Meeting the then WHO set goal of >50% efficacy, RTS, S/AS01 also known as Mosquirix^TM was the first to be approved in 2021 by the WHO for large scale production and trials.

Not all was sorted still. Clinical trials revealed that protection against malaria after administration of this vaccine is partial and wanes over time, leading to the recurrence of the malaria cases. We still needed vaccines with prolonged protection and improved efficacy.

Next came the R21/Matrix-M^TM vaccine developed by Oxford University. Similar to the RTS, S vaccine, the R21 vaccine is also a virus-like particle, based on CSP. This, however, had reduced amount of viral antigen used in RTS, S vaccine.

This vaccine also used an advanced Matrix-M^TM adjuvant.
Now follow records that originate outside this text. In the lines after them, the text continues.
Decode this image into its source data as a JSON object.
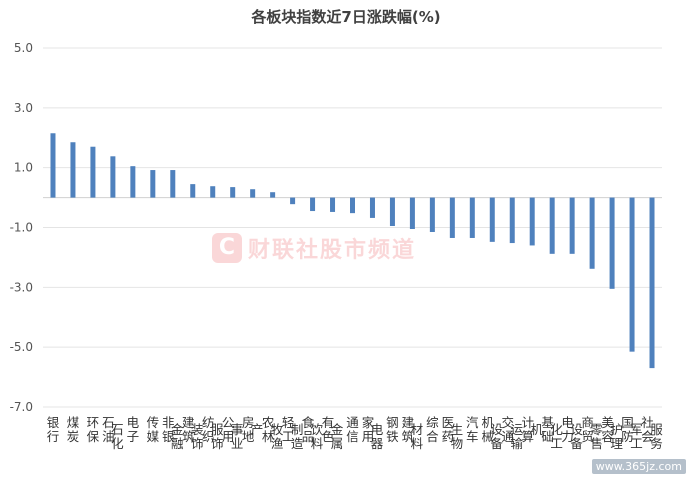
{
  "chart_data": {
    "type": "bar",
    "title": "各板块指数近7日涨跌幅(%)",
    "xlabel": "",
    "ylabel": "",
    "ylim": [
      -7.0,
      5.0
    ],
    "yticks": [
      "5.0",
      "3.0",
      "1.0",
      "-1.0",
      "-3.0",
      "-5.0",
      "-7.0"
    ],
    "ytick_values": [
      5,
      3,
      1,
      -1,
      -3,
      -5,
      -7
    ],
    "grid": true,
    "bar_color": "#4f81bd",
    "categories": [
      "银行",
      "煤炭",
      "环保",
      "石油石化",
      "电子",
      "传媒",
      "非银金融",
      "建筑装饰",
      "纺织服饰",
      "公用事业",
      "房地产",
      "农林牧渔",
      "轻工制造",
      "食品饮料",
      "有色金属",
      "通信",
      "家用电器",
      "钢铁",
      "建筑材料",
      "综合",
      "医药生物",
      "汽车",
      "机械设备",
      "交通运输",
      "计算机",
      "基础化工",
      "电力设备",
      "商贸零售",
      "美容护理",
      "国防军工",
      "社会服务"
    ],
    "values": [
      2.15,
      1.85,
      1.7,
      1.38,
      1.05,
      0.92,
      0.92,
      0.45,
      0.38,
      0.35,
      0.28,
      0.18,
      -0.22,
      -0.45,
      -0.48,
      -0.52,
      -0.68,
      -0.95,
      -1.05,
      -1.15,
      -1.35,
      -1.35,
      -1.48,
      -1.52,
      -1.6,
      -1.88,
      -1.88,
      -2.38,
      -3.05,
      -5.15,
      -5.7
    ]
  },
  "watermark": {
    "logo": "C",
    "text": "财联社股市频道"
  },
  "site_mark": "www.365jz.com"
}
Developed by Novavax, it is composed of fractions obtained from the bark of Quillaja saponaria tree, mixed with cholesterol and phospholipids to give rise to unique nanostructures that enhance the host immune responses. It met the revised target of reaching >75% efficacy. And in 2023, WHO approved the vaccine for use in children aged 5 to 36 months.

The next obvious step is to produce and distribute the vaccine at a large scale. A cost-effective vaccine will be important for mass-scale vaccination in malaria prevalent countries of Africa. Serum Institute of India Pvt. Ltd. (SIIPL) has now been granted the licensure for production and distribution in Ghana. Current production capabilities at SIIPL are estimated to be over 200 million vaccine doses annually. They played an important role in developing affordable vaccines against many diseases, including COVID-19. And it remains to be seen if they transform malaria management.

Until then, mosquito bed nets, anti-mosquito sprays, rapid diagnostic tools for detection, and antimalarial therapies remain our most viable tools to use.